The crew exchanged uneasy glances as we followed Thessaly through corridors that shouldn’t connect. The Wild Hunt. Even Sarnyx looked shaken, her usual bravado dimmed. Vashael walked close to Elle, protective. Eltrien had gone very quiet—more quiet than usual—his expression unreadable.
“Try to rest,” I told them as Thessaly began assigning rooms. “We’ll strategize after dinner.”
Elle caught my eye as she was shown to her door. The uncertainty there made something in my chest tighten painfully.
The rooms were each impossible in their own way. Mine had walls that aged and renewed in constant cycles, furniture that existed in multiple time periods simultaneously. I changed into the formal attire that had appeared—dark leather and silver thread that made my carved marks look intentional rather than the slow death they were.
I was adjusting the damned collar when there was a knock. I expected Nimor with some security concern.
I got Thessaly, wearing something that left very little to imagination and nothing to propriety.
“Hello, Kaelren,” she purred, not waiting for invitation to enter. “I thought you might want… company before dinner.”
“No.”
She blinked, clearly not expecting the flat rejection. “No? You never said no before.”
“Things change.”
“Do they?” She moved closer, trailing a finger along my arm. “Or is it that someone else has caught your attention? The little redheaded human with her impossible marks?”
“Leave, Thessaly.”
“She can’t give you what I can. Her marks would kill you if you even kissed her properly.”
“I said leave.”
Something in my tone finally got through. She stepped back, studying me with those amber eyes. “You’re different. Harder. Colder. She’s done something to you.”

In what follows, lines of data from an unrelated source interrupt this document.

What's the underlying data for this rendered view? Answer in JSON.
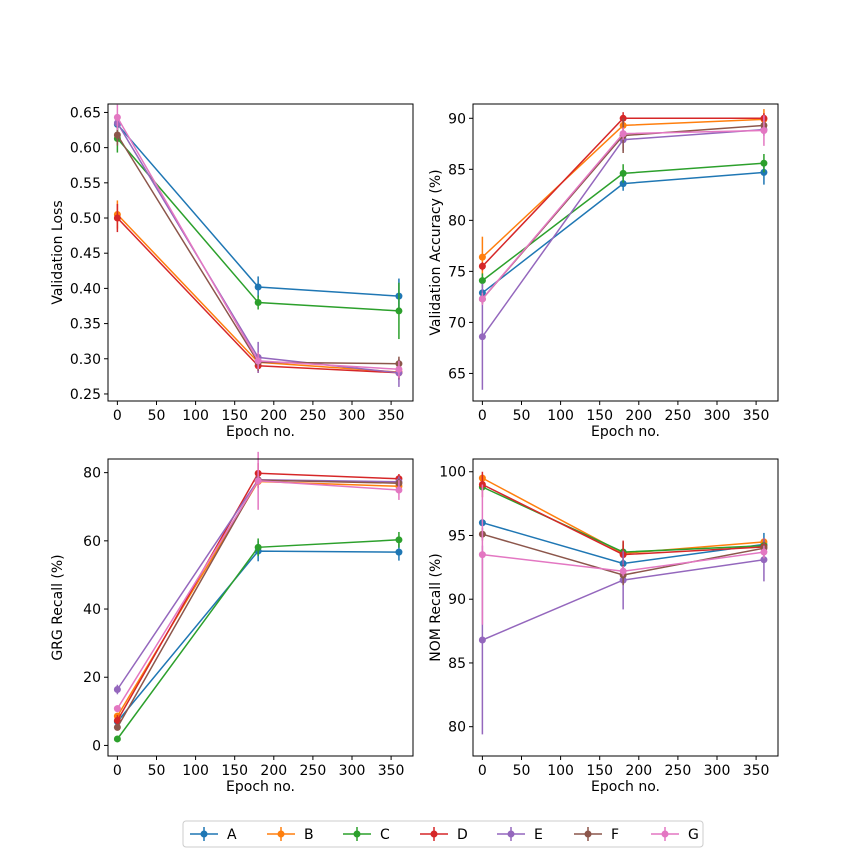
{
  "chart_data": [
    {
      "type": "line",
      "xlabel": "Epoch no.",
      "ylabel": "Validation Loss",
      "xlim": [
        -12,
        378
      ],
      "ylim": [
        0.24,
        0.662
      ],
      "xticks": [
        "0",
        "50",
        "100",
        "150",
        "200",
        "250",
        "300",
        "350"
      ],
      "yticks": [
        "0.25",
        "0.30",
        "0.35",
        "0.40",
        "0.45",
        "0.50",
        "0.55",
        "0.60",
        "0.65"
      ],
      "x": [
        0,
        180,
        360
      ],
      "series": [
        {
          "name": "A",
          "values": [
            0.633,
            0.402,
            0.389
          ],
          "errors": [
            0.012,
            0.015,
            0.025
          ]
        },
        {
          "name": "B",
          "values": [
            0.505,
            0.295,
            0.281
          ],
          "errors": [
            0.02,
            0.012,
            0.01
          ]
        },
        {
          "name": "C",
          "values": [
            0.613,
            0.38,
            0.368
          ],
          "errors": [
            0.02,
            0.01,
            0.04
          ]
        },
        {
          "name": "D",
          "values": [
            0.5,
            0.29,
            0.28
          ],
          "errors": [
            0.02,
            0.01,
            0.01
          ]
        },
        {
          "name": "E",
          "values": [
            0.635,
            0.302,
            0.28
          ],
          "errors": [
            0.01,
            0.022,
            0.02
          ]
        },
        {
          "name": "F",
          "values": [
            0.618,
            0.295,
            0.293
          ],
          "errors": [
            0.015,
            0.012,
            0.01
          ]
        },
        {
          "name": "G",
          "values": [
            0.643,
            0.297,
            0.285
          ],
          "errors": [
            0.018,
            0.012,
            0.012
          ]
        }
      ]
    },
    {
      "type": "line",
      "xlabel": "Epoch no.",
      "ylabel": "Validation Accuracy (%)",
      "xlim": [
        -12,
        378
      ],
      "ylim": [
        62.3,
        91.4
      ],
      "xticks": [
        "0",
        "50",
        "100",
        "150",
        "200",
        "250",
        "300",
        "350"
      ],
      "yticks": [
        "65",
        "70",
        "75",
        "80",
        "85",
        "90"
      ],
      "x": [
        0,
        180,
        360
      ],
      "series": [
        {
          "name": "A",
          "values": [
            72.9,
            83.6,
            84.7
          ],
          "errors": [
            0.4,
            0.7,
            1.2
          ]
        },
        {
          "name": "B",
          "values": [
            76.4,
            89.3,
            89.9
          ],
          "errors": [
            2.0,
            0.6,
            1.0
          ]
        },
        {
          "name": "C",
          "values": [
            74.1,
            84.6,
            85.6
          ],
          "errors": [
            0.7,
            0.9,
            0.9
          ]
        },
        {
          "name": "D",
          "values": [
            75.5,
            90.0,
            90.0
          ],
          "errors": [
            0.4,
            0.6,
            0.5
          ]
        },
        {
          "name": "E",
          "values": [
            68.6,
            87.9,
            88.9
          ],
          "errors": [
            5.2,
            1.1,
            0.6
          ]
        },
        {
          "name": "F",
          "values": [
            72.3,
            88.3,
            89.3
          ],
          "errors": [
            0.5,
            1.7,
            0.7
          ]
        },
        {
          "name": "G",
          "values": [
            72.3,
            88.5,
            88.8
          ],
          "errors": [
            0.6,
            0.6,
            1.5
          ]
        }
      ]
    },
    {
      "type": "line",
      "xlabel": "Epoch no.",
      "ylabel": "GRG Recall (%)",
      "xlim": [
        -12,
        378
      ],
      "ylim": [
        -3.1,
        84.0
      ],
      "xticks": [
        "0",
        "50",
        "100",
        "150",
        "200",
        "250",
        "300",
        "350"
      ],
      "yticks": [
        "0",
        "20",
        "40",
        "60",
        "80"
      ],
      "x": [
        0,
        180,
        360
      ],
      "series": [
        {
          "name": "A",
          "values": [
            7.0,
            57.0,
            56.7
          ],
          "errors": [
            0.7,
            3.0,
            2.5
          ]
        },
        {
          "name": "B",
          "values": [
            8.6,
            77.4,
            76.0
          ],
          "errors": [
            1.0,
            1.8,
            1.5
          ]
        },
        {
          "name": "C",
          "values": [
            1.9,
            58.1,
            60.3
          ],
          "errors": [
            0.6,
            2.6,
            2.3
          ]
        },
        {
          "name": "D",
          "values": [
            7.3,
            79.8,
            78.2
          ],
          "errors": [
            1.6,
            3.0,
            1.4
          ]
        },
        {
          "name": "E",
          "values": [
            16.4,
            77.9,
            77.3
          ],
          "errors": [
            1.4,
            1.0,
            1.6
          ]
        },
        {
          "name": "F",
          "values": [
            5.3,
            77.8,
            76.9
          ],
          "errors": [
            0.8,
            2.3,
            1.3
          ]
        },
        {
          "name": "G",
          "values": [
            10.8,
            77.6,
            74.9
          ],
          "errors": [
            1.0,
            8.5,
            2.9
          ]
        }
      ]
    },
    {
      "type": "line",
      "xlabel": "Epoch no.",
      "ylabel": "NOM Recall (%)",
      "xlim": [
        -12,
        378
      ],
      "ylim": [
        77.7,
        101.0
      ],
      "xticks": [
        "0",
        "50",
        "100",
        "150",
        "200",
        "250",
        "300",
        "350"
      ],
      "yticks": [
        "80",
        "85",
        "90",
        "95",
        "100"
      ],
      "x": [
        0,
        180,
        360
      ],
      "series": [
        {
          "name": "A",
          "values": [
            96.0,
            92.8,
            94.3
          ],
          "errors": [
            0.3,
            0.4,
            0.9
          ]
        },
        {
          "name": "B",
          "values": [
            99.5,
            93.6,
            94.5
          ],
          "errors": [
            0.3,
            0.7,
            0.3
          ]
        },
        {
          "name": "C",
          "values": [
            98.8,
            93.7,
            94.2
          ],
          "errors": [
            0.3,
            0.8,
            0.5
          ]
        },
        {
          "name": "D",
          "values": [
            99.0,
            93.5,
            94.1
          ],
          "errors": [
            1.0,
            1.1,
            0.6
          ]
        },
        {
          "name": "E",
          "values": [
            86.8,
            91.5,
            93.1
          ],
          "errors": [
            7.4,
            2.3,
            1.7
          ]
        },
        {
          "name": "F",
          "values": [
            95.1,
            91.9,
            94.0
          ],
          "errors": [
            0.5,
            0.8,
            0.5
          ]
        },
        {
          "name": "G",
          "values": [
            93.5,
            92.2,
            93.7
          ],
          "errors": [
            5.5,
            0.4,
            0.5
          ]
        }
      ]
    }
  ],
  "legend": {
    "position": "bottom-center",
    "entries": [
      "A",
      "B",
      "C",
      "D",
      "E",
      "F",
      "G"
    ]
  },
  "colors": {
    "A": "#1f77b4",
    "B": "#ff7f0e",
    "C": "#2ca02c",
    "D": "#d62728",
    "E": "#9467bd",
    "F": "#8c564b",
    "G": "#e377c2"
  }
}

“No,” I corrected. “I did this to myself.”
She left without another word, and I tried not to think about why rejecting her had been so easy. Tried not to think about green eyes and red hair and defiance that made me want impossible things.
I adjusted my collar again. Checked my marks in the shifting mirror—silver-black lines spreading like frost across my skin. Dying slowly, as always. The formal attire made them look intentional, decorative even. A lie wrapped in leather and silver thread.
The walk to Elle’s quarters gave me time to rebuild my usual control. By the time I reached her door, I’d almost managed it.
Then she opened her door, and every carefully constructed wall shattered.
She was wearing starlight. Or spider silk. Or condensed moonbeams. The dress moved like water and light, revealing nothing and suggesting everything. Her marks looked like sunlight on her collarbones, seeming to pulse in rhythm with the fabric. Her red hair was pinned up, exposing theelegant line of her neck.
Peeble sat on her shoulder, looking remarkably dignified despite being a beetle. They’d somehow acquired a tiny bow tie that matched Elle’s dress.
My body’s reaction was immediate and mortifying. Heat flooded through me, my cock hardening so fast it was almost painful. I literally stopped breathing, frozen in her doorway like an idiot while every drop of blood in my body headed south.
“Well?” she asked, and there was uncertainty in her voice. “Is it too much? Thessaly said—”
“You look adequate,” I managed, the words coming out strangled. I shifted my weight, trying to adjust without being obvious about it.
“Adequate?” Her eyebrow raised in that way that meant she was about to eviscerate me with sarcasm.
But then something shifted in her expression—recognition, maybe, or understanding. Her eyes flicked down briefly, then back up, and a faint flush colored her cheeks. She’d noticed. Of course she had.
Instead of the verbal destruction I’d been bracing for, she just pressed her lips together, fighting what looked suspiciously like a smile. “Court standards. Right.”
“For court standards.” I turned abruptly, offering my arm with stiff formality before she could say anything else. Before she could acknowledge what we both knew she’d seen. “We should go. The Duchess doesn’t like to be kept waiting.”
She took my arm, and the contact sent electricity through every carved line in my skin. I tensed, controlling the reaction ruthlessly—both the marks’ flaring and the persistent evidence of my arousal that walking through the Court’s corridors did absolutely nothing to diminish.